Monitor coordination events:

```bash
kubectl get events --field-selector involvedObject.name=nginx-coordination --sort-by='.lastTimestamp'
```

Common events:
- `DeploymentActivated`: A deployment was activated for rollout
- `DeploymentPaused`: A deployment was paused
- `DeploymentUnpaused`: A deployment was unpaused
- `ActiveDeploymentReady`: The active deployment finished rolling out
- `ActiveDeploymentCleared`: The active deployment was cleared
- `ActiveDeploymentChanged`: The active deployment changed

## Examples

### Example: Coordinating Multiple Nginx Deployments

```yaml
# 1. Create the coordination resource
apiVersion: apps.containerinfra.nl/v1
kind: DeploymentCoordination
metadata:
name: nginx
namespace: default
spec:
labelSelector:
matchLabels:
component: nginx
minReadySeconds: 30

---
# 2. Create multiple deployments with matching labels
apiVersion: apps/v1
kind: Deployment
metadata:
name: nginx-frontend
labels:
component: nginx
spec:
replicas: 3
template:
metadata:
labels:
app: nginx-frontend
spec:
containers:
- name: nginx
image: nginx:1.21

---
apiVersion: apps/v1
kind: Deployment
metadata:
name: nginx-backend
labels:
component: nginx
spec:
replicas: 2
template:
metadata:
labels:
app: nginx-backend
spec:
containers:
- name: nginx
image: nginx:1.21
```

When you update the image in `nginx-frontend`, it will roll out first.
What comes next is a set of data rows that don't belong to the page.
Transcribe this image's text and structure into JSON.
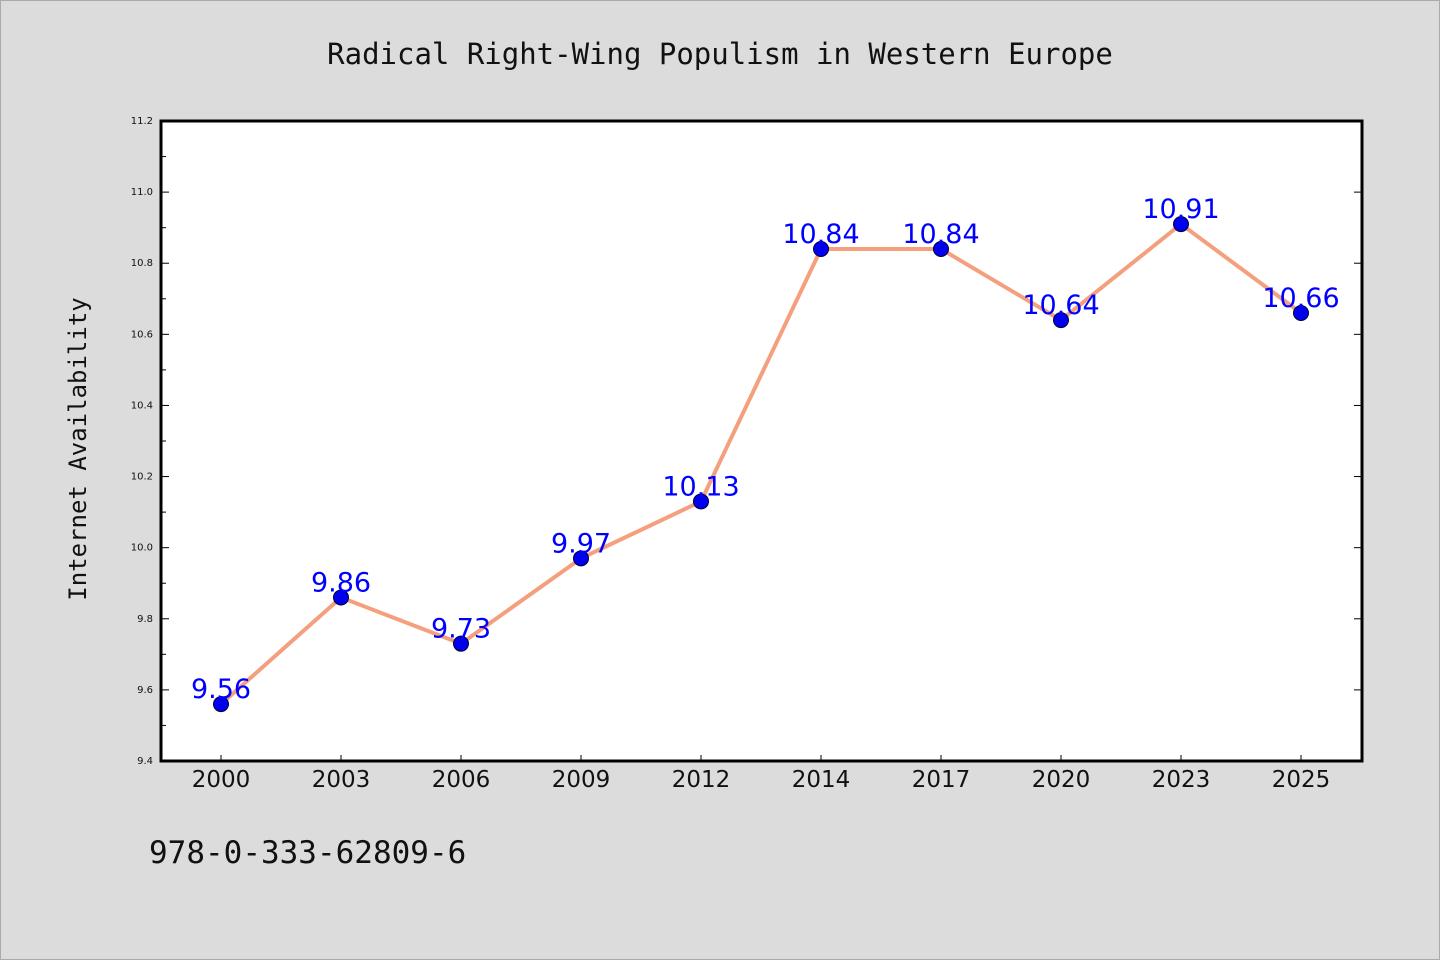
{
  "chart_data": {
    "type": "line",
    "title": "Radical Right-Wing Populism in Western Europe",
    "xlabel": "",
    "ylabel": "Internet Availability",
    "categories": [
      "2000",
      "2003",
      "2006",
      "2009",
      "2012",
      "2014",
      "2017",
      "2020",
      "2023",
      "2025"
    ],
    "values": [
      9.56,
      9.86,
      9.73,
      9.97,
      10.13,
      10.84,
      10.84,
      10.64,
      10.91,
      10.66
    ],
    "data_labels": [
      "9.56",
      "9.86",
      "9.73",
      "9.97",
      "10.13",
      "10.84",
      "10.84",
      "10.64",
      "10.91",
      "10.66"
    ],
    "ylim": [
      9.4,
      11.2
    ],
    "yticks": [
      9.4,
      9.6,
      9.8,
      10.0,
      10.2,
      10.4,
      10.6,
      10.8,
      11.0,
      11.2
    ],
    "ytick_labels": [
      "9.4",
      "9.6",
      "9.8",
      "10.0",
      "10.2",
      "10.4",
      "10.6",
      "10.8",
      "11.0",
      "11.2"
    ],
    "grid": false,
    "legend": "none",
    "colors": {
      "line": "#f4a07e",
      "marker": "#0000ee",
      "label": "#0000ff",
      "background": "#dcdcdc",
      "plot_background": "#ffffff"
    }
  },
  "footer": {
    "isbn": "978-0-333-62809-6"
  }
}
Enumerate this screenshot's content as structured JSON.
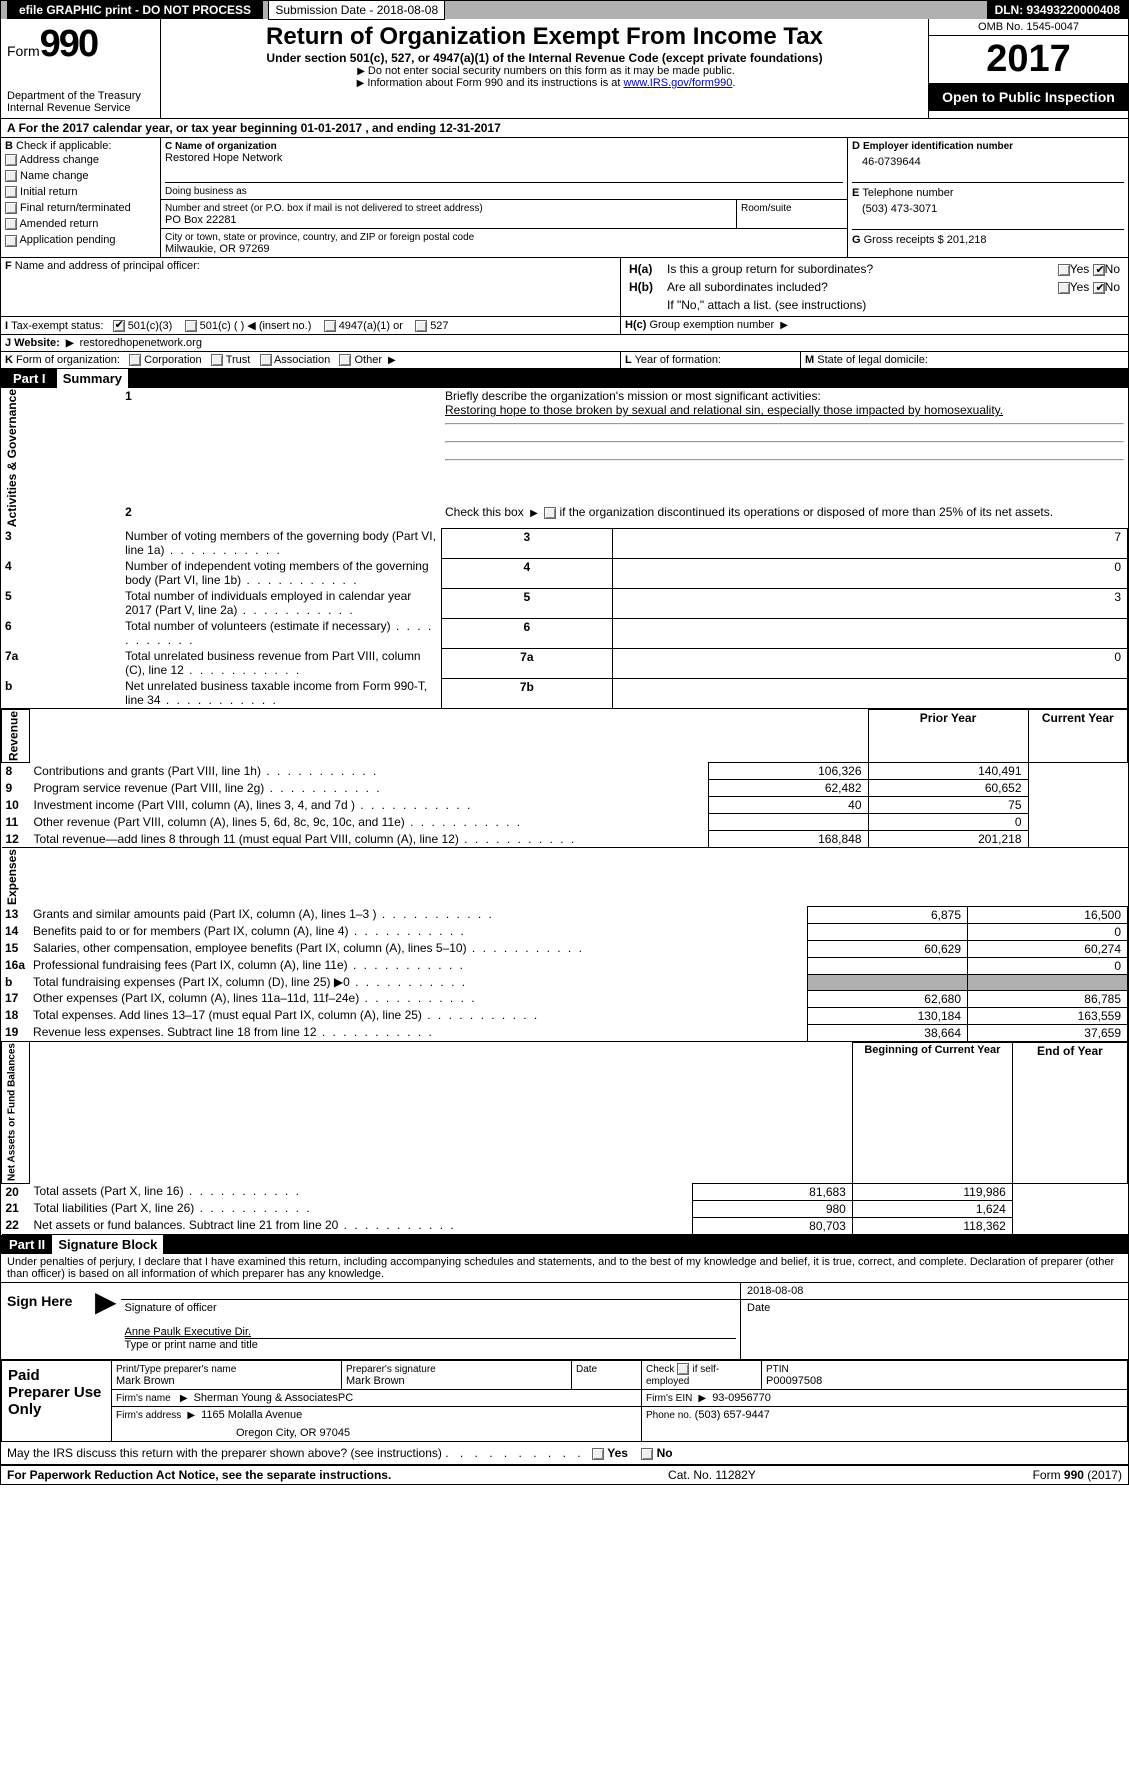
{
  "top": {
    "efile": "efile GRAPHIC print - DO NOT PROCESS",
    "submission": "Submission Date - 2018-08-08",
    "dln": "DLN: 93493220000408"
  },
  "hdr": {
    "form": "Form",
    "num": "990",
    "dept": "Department of the Treasury\nInternal Revenue Service",
    "title": "Return of Organization Exempt From Income Tax",
    "sub": "Under section 501(c), 527, or 4947(a)(1) of the Internal Revenue Code (except private foundations)",
    "note1": "Do not enter social security numbers on this form as it may be made public.",
    "note2": "Information about Form 990 and its instructions is at ",
    "link": "www.IRS.gov/form990",
    "omb": "OMB No. 1545-0047",
    "year": "2017",
    "inspect": "Open to Public Inspection"
  },
  "A": {
    "text": "For the 2017 calendar year, or tax year beginning 01-01-2017   , and ending 12-31-2017"
  },
  "B": {
    "label": "Check if applicable:",
    "opts": [
      "Address change",
      "Name change",
      "Initial return",
      "Final return/terminated",
      "Amended return",
      "Application pending"
    ]
  },
  "C": {
    "nameLbl": "Name of organization",
    "name": "Restored Hope Network",
    "dba": "Doing business as",
    "addrLbl": "Number and street (or P.O. box if mail is not delivered to street address)",
    "addr": "PO Box 22281",
    "room": "Room/suite",
    "cityLbl": "City or town, state or province, country, and ZIP or foreign postal code",
    "city": "Milwaukie, OR  97269"
  },
  "D": {
    "lbl": "Employer identification number",
    "val": "46-0739644"
  },
  "E": {
    "lbl": "Telephone number",
    "val": "(503) 473-3071"
  },
  "G": {
    "lbl": "Gross receipts $",
    "val": "201,218"
  },
  "F": {
    "lbl": "Name and address of principal officer:"
  },
  "H": {
    "a": "Is this a group return for subordinates?",
    "b": "Are all subordinates included?",
    "bnote": "If \"No,\" attach a list. (see instructions)",
    "c": "Group exemption number",
    "yes": "Yes",
    "no": "No"
  },
  "I": {
    "lbl": "Tax-exempt status:",
    "o1": "501(c)(3)",
    "o2": "501(c) (  )",
    "ins": "(insert no.)",
    "o3": "4947(a)(1) or",
    "o4": "527"
  },
  "J": {
    "lbl": "Website:",
    "val": "restoredhopenetwork.org"
  },
  "K": {
    "lbl": "Form of organization:",
    "o1": "Corporation",
    "o2": "Trust",
    "o3": "Association",
    "o4": "Other"
  },
  "L": {
    "lbl": "Year of formation:"
  },
  "M": {
    "lbl": "State of legal domicile:"
  },
  "P1": {
    "title": "Part I",
    "name": "Summary",
    "side1": "Activities & Governance",
    "side2": "Revenue",
    "side3": "Expenses",
    "side4": "Net Assets or Fund Balances",
    "l1": "Briefly describe the organization's mission or most significant activities:",
    "l1v": "Restoring hope to those broken by sexual and relational sin, especially those impacted by homosexuality.",
    "l2": "Check this box",
    "l2b": "if the organization discontinued its operations or disposed of more than 25% of its net assets.",
    "rows_gov": [
      {
        "n": "3",
        "d": "Number of voting members of the governing body (Part VI, line 1a)",
        "v": "7"
      },
      {
        "n": "4",
        "d": "Number of independent voting members of the governing body (Part VI, line 1b)",
        "v": "0"
      },
      {
        "n": "5",
        "d": "Total number of individuals employed in calendar year 2017 (Part V, line 2a)",
        "v": "3"
      },
      {
        "n": "6",
        "d": "Total number of volunteers (estimate if necessary)",
        "v": ""
      },
      {
        "n": "7a",
        "d": "Total unrelated business revenue from Part VIII, column (C), line 12",
        "v": "0"
      },
      {
        "n": "b",
        "d": "Net unrelated business taxable income from Form 990-T, line 34",
        "v": "",
        "nb": "7b"
      }
    ],
    "yrhdr": {
      "p": "Prior Year",
      "c": "Current Year"
    },
    "rows_rev": [
      {
        "n": "8",
        "d": "Contributions and grants (Part VIII, line 1h)",
        "p": "106,326",
        "c": "140,491"
      },
      {
        "n": "9",
        "d": "Program service revenue (Part VIII, line 2g)",
        "p": "62,482",
        "c": "60,652"
      },
      {
        "n": "10",
        "d": "Investment income (Part VIII, column (A), lines 3, 4, and 7d )",
        "p": "40",
        "c": "75"
      },
      {
        "n": "11",
        "d": "Other revenue (Part VIII, column (A), lines 5, 6d, 8c, 9c, 10c, and 11e)",
        "p": "",
        "c": "0"
      },
      {
        "n": "12",
        "d": "Total revenue—add lines 8 through 11 (must equal Part VIII, column (A), line 12)",
        "p": "168,848",
        "c": "201,218"
      }
    ],
    "rows_exp": [
      {
        "n": "13",
        "d": "Grants and similar amounts paid (Part IX, column (A), lines 1–3 )",
        "p": "6,875",
        "c": "16,500"
      },
      {
        "n": "14",
        "d": "Benefits paid to or for members (Part IX, column (A), line 4)",
        "p": "",
        "c": "0"
      },
      {
        "n": "15",
        "d": "Salaries, other compensation, employee benefits (Part IX, column (A), lines 5–10)",
        "p": "60,629",
        "c": "60,274"
      },
      {
        "n": "16a",
        "d": "Professional fundraising fees (Part IX, column (A), line 11e)",
        "p": "",
        "c": "0"
      },
      {
        "n": "b",
        "d": "Total fundraising expenses (Part IX, column (D), line 25) ▶0",
        "p": "shade",
        "c": "shade"
      },
      {
        "n": "17",
        "d": "Other expenses (Part IX, column (A), lines 11a–11d, 11f–24e)",
        "p": "62,680",
        "c": "86,785"
      },
      {
        "n": "18",
        "d": "Total expenses. Add lines 13–17 (must equal Part IX, column (A), line 25)",
        "p": "130,184",
        "c": "163,559"
      },
      {
        "n": "19",
        "d": "Revenue less expenses. Subtract line 18 from line 12",
        "p": "38,664",
        "c": "37,659"
      }
    ],
    "yrhdr2": {
      "p": "Beginning of Current Year",
      "c": "End of Year"
    },
    "rows_net": [
      {
        "n": "20",
        "d": "Total assets (Part X, line 16)",
        "p": "81,683",
        "c": "119,986"
      },
      {
        "n": "21",
        "d": "Total liabilities (Part X, line 26)",
        "p": "980",
        "c": "1,624"
      },
      {
        "n": "22",
        "d": "Net assets or fund balances. Subtract line 21 from line 20",
        "p": "80,703",
        "c": "118,362"
      }
    ]
  },
  "P2": {
    "title": "Part II",
    "name": "Signature Block",
    "decl": "Under penalties of perjury, I declare that I have examined this return, including accompanying schedules and statements, and to the best of my knowledge and belief, it is true, correct, and complete. Declaration of preparer (other than officer) is based on all information of which preparer has any knowledge.",
    "sign": "Sign Here",
    "sigoff": "Signature of officer",
    "date": "Date",
    "sigdate": "2018-08-08",
    "typed": "Anne Paulk  Executive Dir.",
    "typedLbl": "Type or print name and title",
    "paid": "Paid Preparer Use Only",
    "prep_name_lbl": "Print/Type preparer's name",
    "prep_name": "Mark Brown",
    "prep_sig_lbl": "Preparer's signature",
    "prep_sig": "Mark Brown",
    "prep_date_lbl": "Date",
    "self_lbl": "Check",
    "self_if": "if self-employed",
    "ptin_lbl": "PTIN",
    "ptin": "P00097508",
    "firm_name_lbl": "Firm's name",
    "firm_name": "Sherman Young & AssociatesPC",
    "firm_ein_lbl": "Firm's EIN",
    "firm_ein": "93-0956770",
    "firm_addr_lbl": "Firm's address",
    "firm_addr": "1165 Molalla Avenue",
    "firm_city": "Oregon City, OR  97045",
    "phone_lbl": "Phone no.",
    "phone": "(503) 657-9447",
    "discuss": "May the IRS discuss this return with the preparer shown above? (see instructions)",
    "yes": "Yes",
    "no": "No"
  },
  "footer": {
    "pra": "For Paperwork Reduction Act Notice, see the separate instructions.",
    "cat": "Cat. No. 11282Y",
    "form": "Form 990 (2017)"
  }
}
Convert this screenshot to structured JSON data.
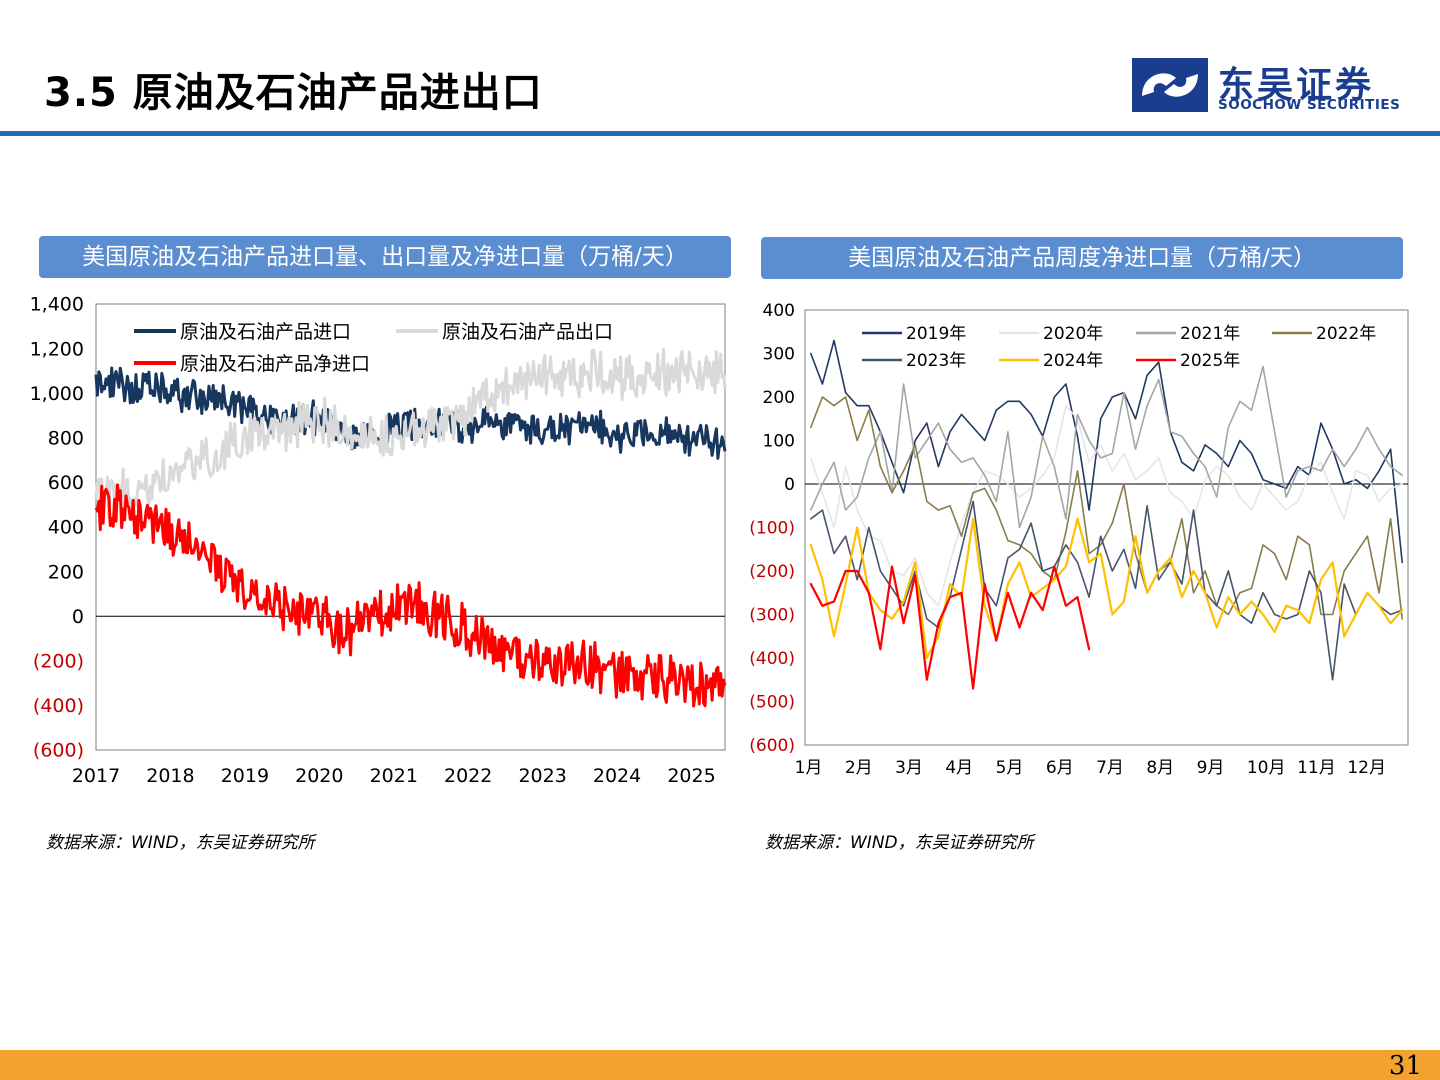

Once it completes and has been ready for 30 seconds, `nginx-backend` will automatically start rolling out if it has pending changes.

## Troubleshooting

### Deployments Not Being Coordinated

1. **Check label selector match**: Ensure your deployments have labels that match the `labelSelector` in the `DeploymentCoordination` resource
2. **Verify webhook is working**: Check if deployments are being paused automatically
3. **Check controller logs**:
```bash
kubectl logs -n kube-deployment-coordinator-system deployment/kube-deployment-coordinator-controller-manager
```

### Deployment Stuck

1. **Check if deployment is paused**: `kubectl get deployment -o jsonpath='{.spec.paused}'`
2. **Check coordination status**: `kubectl get deploymentcoordination -o yaml`
3. **Verify active deployment**: Check if another deployment is currently active
4. **Check events**: Look for error events on the `DeploymentCoordination` resource

### Multiple Deployments Rolling Out Simultaneously

This should not happen, but if it does:
1. Check if multiple `DeploymentCoordination` resources match the same deployments
2. Verify the webhook is enabled and functioning
3. Check controller logs for errors

## Development

### Building

```bash
make build
```

### Testing

```bash
# Run unit tests
make test

# Run e2e tests (requires Kind cluster)
make test-e2e
```

### Running Locally

```bash
# Generate webhook certificates (if needed)
./hack/generate-webhook-certs.sh

# Run the controller
go run cmd/main.go --webhook-cert-dir=/tmp/k8s-webhook-server/serving-certs
```

## License

Copyright 2025 ContainerInfra.

Licensed under the Apache License, Version 2.0.